A team of physicists has just completed a decades-long quest to experimentally demonstrate the physical mechanism of auroras, the shimmering curtains of light that glow above the poles. Moreover, they were able to do it in the comfort of a university lab – rather than having to travel a long way to see an aurora.
We’ve long known that these incredible lightshows are formed by energetic particles from the Sun. These fast-moving particles (mostly electrons) are funnelled down along magnetic field lines and slam into our atmosphere at high latitudes, colliding with oxygen and nitrogen atoms and boosting them up to an excited state.

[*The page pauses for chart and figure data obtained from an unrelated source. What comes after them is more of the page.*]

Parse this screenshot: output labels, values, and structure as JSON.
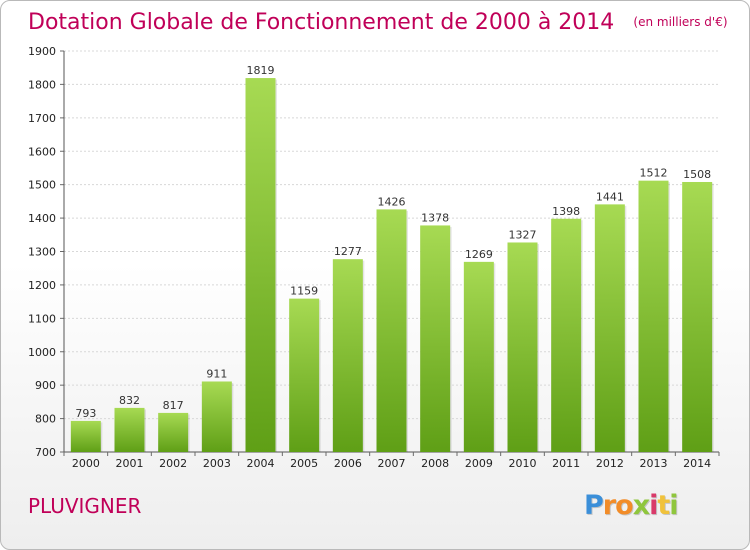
{
  "title": "Dotation Globale de Fonctionnement de 2000 à 2014",
  "unit_note": "(en milliers d'€)",
  "city": "PLUVIGNER",
  "logo": {
    "letters": [
      "P",
      "r",
      "o",
      "x",
      "i",
      "t",
      "i"
    ]
  },
  "colors": {
    "title": "#c00058",
    "bar_light": "#a7da53",
    "bar_dark": "#5f9f16",
    "logo_blue": "#3b8fd9",
    "logo_orange": "#f28c28",
    "logo_green": "#8fc63d",
    "logo_pink": "#d93a6a",
    "logo_yellow": "#f0c23b"
  },
  "chart_data": {
    "type": "bar",
    "categories": [
      "2000",
      "2001",
      "2002",
      "2003",
      "2004",
      "2005",
      "2006",
      "2007",
      "2008",
      "2009",
      "2010",
      "2011",
      "2012",
      "2013",
      "2014"
    ],
    "values": [
      793,
      832,
      817,
      911,
      1819,
      1159,
      1277,
      1426,
      1378,
      1269,
      1327,
      1398,
      1441,
      1512,
      1508
    ],
    "data_labels": [
      "793",
      "832",
      "817",
      "911",
      "1819",
      "1159",
      "1277",
      "1426",
      "1378",
      "1269",
      "1327",
      "1398",
      "1441",
      "1512",
      "1508"
    ],
    "ylim": [
      700,
      1900
    ],
    "yticks": [
      700,
      800,
      900,
      1000,
      1100,
      1200,
      1300,
      1400,
      1500,
      1600,
      1700,
      1800,
      1900
    ],
    "grid": true,
    "xlabel": "",
    "ylabel": ""
  }
}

As the atoms “relax” again, they release energy in the form of flashes of coloured light.
But how are these electrons accelerated to high speeds before colliding with the Earth?
This new study, published in Nature Communications, shows that the answer lies in powerful electromagnetic waves called “Alfven waves”, created during geomagnetic storms.
Co-author of the study, physicist Greg Howes from the University of Iowa, US, explains: “Measurements revealed this small population of electrons undergoes ‘resonant acceleration’ by the Alfven wave’s electric field, similar to a surfer catching a wave and being continually accelerated as the surfer moves along with the wave.”
Previously, spacecraft have observed Alfven waves travelling towards Earth during aurora events, but the research team has now been able to confirm these observations with lab-based experiments. These were conducted at the Large Plasma Device (LPD) in the Basic Plasma Science Facility at the University of California, Los Angeles, in the US.
Specifically, the experiments looked at a small population of electrons moving down the LPD chamber at nearly the same speed as the Alfven waves, showing that they can “surf” on the electric field of a wave.
The theory behind this is known as Landau damping; the experimental results now align with the predicted signature from theory, as well as agreeing with simulations.
“The idea that these waves can energize the electrons that create the aurora goes back more than four decades, but this is the first time we’ve been able to confirm definitively that it works,” says another co-author, Craig Kletzing also from the University of Iowa.
“These experiments let us make the key measurements that show that the space measurements and theory do, indeed, explain a major way in which the aurora are created.”